Electricity and Energy

in Government Regulation

Introduction

Updated as of January 2020.


Electricity is a basic human need. Rich or poor, it doesn’t matter. But electricity prices have a greater affect on the poor because they spend a larger proportion of their income on this necessity.

North Carolina has the infrastructure right now in place for cheap, efficient electricity, but its laws and policies effectively promote higher costs than necessary.

The cheapest, most efficient sources of electricity are power plants that are already paid for. Existing power plants have lower fixed costs, and component replacement can go on indefinitely. Existing nuclear power plants have a regulated lifespan of 60 years that can expand to 80. State law, however, effectively disincentivizes utilities from keeping paid-for, working power plants on the grid by incentivizing new plant construction with accelerated depreciation schedules and guaranteed rates of return for investors.

North Carolina policymakers have pursued aggressive policy interventions in electricity provision all century: Clean Smokestacks in 2002, a 35 percent investment tax credit for renewable energy in 2005, Renewable Energy Portfolio Standards (REPS) in 2007, and an 80 percent property tax abatement for solar energy systems in 2008.

A federal law called the Public Utility Regulatory Policies Act of 1978 (PURPA) makes utilities buy any power generated from qualifying renewable energy facilities in their area, at predetermined prices, regardless of actual need. States decide which facilities qualify, the price that must be paid for the energy, and how long the prices are in effect.

North Carolina dictated the region’s highest contract rates and longest contract terms for qualifying facilities, with avoided-cost rates (the contract price utilities must pay for the renewable energy) 10 to 20 percent higher than even the next most expensive state in the region.

North Carolina’s generous PURPA terms, REPS mandate, subsidies, tax credits, and more resulted in North Carolina having 60 percent of the nation’s PURPA-qualifying renewable energy facilities. Government policies, not geographic distinctions, make this state “second in solar.”

This rapid expansion threatens serious problems for utilities and their customers. Forcing utilities to pay extremely high rates for all energy generation from a notoriously intermittent source (solar) could cause customers to pay over $1 billion dollars more than necessary for electricity and soon threaten even baseload generation.

To prevent that, Session Law 2017-192 struck a major compromise between utilities and solar energy facilities. It lowered the size of PURPA-qualifying facilities in exchange for guaranteeing solar energy facilities a full seat at the table competing to provide electricity to North Carolinians.

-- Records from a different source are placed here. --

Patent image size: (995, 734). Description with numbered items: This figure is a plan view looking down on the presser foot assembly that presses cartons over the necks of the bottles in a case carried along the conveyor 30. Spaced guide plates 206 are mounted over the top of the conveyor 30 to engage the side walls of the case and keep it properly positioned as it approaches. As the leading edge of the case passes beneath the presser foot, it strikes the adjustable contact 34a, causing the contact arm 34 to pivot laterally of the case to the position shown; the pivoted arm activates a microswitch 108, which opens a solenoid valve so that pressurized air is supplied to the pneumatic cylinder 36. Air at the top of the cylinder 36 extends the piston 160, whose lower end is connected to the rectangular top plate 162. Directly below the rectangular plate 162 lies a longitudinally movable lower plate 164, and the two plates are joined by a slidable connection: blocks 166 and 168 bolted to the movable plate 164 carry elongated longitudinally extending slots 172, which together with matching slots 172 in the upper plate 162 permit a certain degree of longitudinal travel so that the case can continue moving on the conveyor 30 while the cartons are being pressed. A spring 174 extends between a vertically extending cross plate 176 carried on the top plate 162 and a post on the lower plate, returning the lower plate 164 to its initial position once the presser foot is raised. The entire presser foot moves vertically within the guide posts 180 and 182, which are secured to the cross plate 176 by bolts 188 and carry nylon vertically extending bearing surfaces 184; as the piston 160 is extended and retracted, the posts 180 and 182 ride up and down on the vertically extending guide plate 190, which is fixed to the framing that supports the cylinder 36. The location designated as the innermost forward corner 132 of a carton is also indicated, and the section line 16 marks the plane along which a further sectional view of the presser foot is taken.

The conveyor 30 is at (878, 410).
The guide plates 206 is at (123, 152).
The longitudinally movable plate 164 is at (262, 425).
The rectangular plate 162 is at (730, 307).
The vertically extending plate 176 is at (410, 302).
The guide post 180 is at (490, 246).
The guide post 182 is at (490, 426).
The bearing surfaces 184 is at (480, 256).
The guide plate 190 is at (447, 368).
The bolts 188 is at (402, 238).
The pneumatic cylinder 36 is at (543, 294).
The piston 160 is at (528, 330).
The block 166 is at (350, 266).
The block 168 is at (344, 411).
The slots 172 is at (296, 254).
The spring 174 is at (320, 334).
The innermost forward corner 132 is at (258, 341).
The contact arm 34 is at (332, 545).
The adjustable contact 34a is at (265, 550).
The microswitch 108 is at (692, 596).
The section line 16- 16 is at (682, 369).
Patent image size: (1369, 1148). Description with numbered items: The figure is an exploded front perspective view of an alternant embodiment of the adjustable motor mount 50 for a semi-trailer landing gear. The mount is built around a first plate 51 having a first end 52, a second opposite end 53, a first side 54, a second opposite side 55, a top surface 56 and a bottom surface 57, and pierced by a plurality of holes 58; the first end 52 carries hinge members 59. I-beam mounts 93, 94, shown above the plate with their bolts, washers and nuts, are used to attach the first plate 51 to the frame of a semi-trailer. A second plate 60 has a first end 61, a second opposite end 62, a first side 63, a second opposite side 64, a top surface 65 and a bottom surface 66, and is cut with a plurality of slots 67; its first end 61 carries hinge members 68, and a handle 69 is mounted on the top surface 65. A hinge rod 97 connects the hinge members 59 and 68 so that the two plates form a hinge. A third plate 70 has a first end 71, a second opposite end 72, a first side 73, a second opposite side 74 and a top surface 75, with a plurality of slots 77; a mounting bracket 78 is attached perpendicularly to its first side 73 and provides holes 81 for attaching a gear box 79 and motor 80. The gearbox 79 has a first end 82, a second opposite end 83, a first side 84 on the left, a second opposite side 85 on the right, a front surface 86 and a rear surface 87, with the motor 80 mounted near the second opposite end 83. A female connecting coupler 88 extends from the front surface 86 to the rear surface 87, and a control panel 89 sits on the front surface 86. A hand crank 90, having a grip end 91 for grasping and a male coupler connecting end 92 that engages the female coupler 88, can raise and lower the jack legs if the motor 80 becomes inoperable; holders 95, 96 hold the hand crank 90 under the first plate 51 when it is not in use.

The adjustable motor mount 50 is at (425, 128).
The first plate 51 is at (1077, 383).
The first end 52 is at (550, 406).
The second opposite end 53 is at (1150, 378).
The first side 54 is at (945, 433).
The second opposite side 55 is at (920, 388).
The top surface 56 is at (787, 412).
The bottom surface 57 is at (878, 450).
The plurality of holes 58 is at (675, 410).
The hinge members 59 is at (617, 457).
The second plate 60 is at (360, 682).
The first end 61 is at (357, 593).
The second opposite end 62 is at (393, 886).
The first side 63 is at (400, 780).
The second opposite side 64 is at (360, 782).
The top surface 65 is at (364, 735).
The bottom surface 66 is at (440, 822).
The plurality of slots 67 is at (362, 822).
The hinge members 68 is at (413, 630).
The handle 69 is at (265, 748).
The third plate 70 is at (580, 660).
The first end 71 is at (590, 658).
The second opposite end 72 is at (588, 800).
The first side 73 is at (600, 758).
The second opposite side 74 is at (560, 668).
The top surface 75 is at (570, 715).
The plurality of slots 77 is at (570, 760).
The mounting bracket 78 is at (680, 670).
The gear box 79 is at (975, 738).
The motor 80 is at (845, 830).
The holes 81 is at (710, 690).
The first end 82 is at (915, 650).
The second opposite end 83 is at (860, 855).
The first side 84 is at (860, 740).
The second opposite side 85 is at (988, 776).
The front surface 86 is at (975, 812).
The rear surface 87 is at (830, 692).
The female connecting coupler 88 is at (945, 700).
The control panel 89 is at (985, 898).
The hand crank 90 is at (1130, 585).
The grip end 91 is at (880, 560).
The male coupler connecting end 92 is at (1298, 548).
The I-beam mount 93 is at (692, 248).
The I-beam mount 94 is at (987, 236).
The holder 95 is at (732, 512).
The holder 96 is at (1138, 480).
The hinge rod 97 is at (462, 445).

Gov. Roy Cooper dramatically altered this compromise, forcing Duke Energy to contract with 240 solar companies under the older, costlier provisions. Duke needed the Cooper administration to approve key permits for the Atlantic Coast Pipeline. WBTV has raised questions about a possible connection between the solar contracts and a different project, the Atlantic Coast Pipeline, reporting that Cooper and senior staff “use[d] the pipeline permit as leverage to force Duke into cutting a deal with the state’s solar industry.”

Gov. Cooper’s actions will cost consumers at least $100 million more than necessary for electricity, and that’s not even counting the grid costs. A significant factor in Duke’s original multibillion-dollar plan to rebuild much of its electricity grid was connected to being required to incorporate so much more solar into its energy mix under the state’s must-take obligations.

Taken together, these mandates and actions are pushing North Carolina toward a self-inflicted energy crisis with major long-term repercussions for ratepayers, small businesses, industry competitiveness, public schools, local governments, nonprofits, churches, and more. The proper, responsible course of action in this uncertain environment is to step back and assess the situation, rather than continuing to make and incentivize unstudied changes.

Key Facts

  • Nuclear is North Carolina’s top source of electricity, producing 33 percent of our energy in 2017 (most recent data available). Natural gas (30 percent) and coal (26.8 percent) follow close behind. Solar provides only 4 percent of the mix.
  • The levelized cost of energy from existing nuclear power plants is just one-third the levelized cost of energy from new wind and solar plants plus their required backup generation. It is just two-thirds the cost of a new natural gas plant.
  • Relicensing and maintaining existing nuclear plants is complex. Policymakers should study how best to incent utilities to retain existing nuclear plants.
  • Energy-based emissions in North Carolina have fallen dramatically. Since 2000, carbon dioxide emissions are down 37.5 percent, nitrous oxide is down 74.2 percent, and sulfur dioxide is down 91.8 percent. Price-competitive, comparatively low-emissions natural gas from fracking is a major reason.
  • At the beginning of 2000, nearly two-thirds of the state’s electricity generation was from coal (62.1 percent). By 2017, nearly two-thirds was from zero-emissions nuclear and low-emissions natural gas (63 percent total).

Recommendations

  1. Study how to promote the retention of existing, zero-emissions nuclear plants. Their levelized cost of energy is by far the lowest of any source. Their loss would lead to higher emissions and much more expensive electricity.
  2. Institute a moratorium on new solar and wind facilities and incentives until further study. The potential unintended impacts on the grid, ratepayers, and even the environment are too great to risk. The prudent course is to pause and take stock.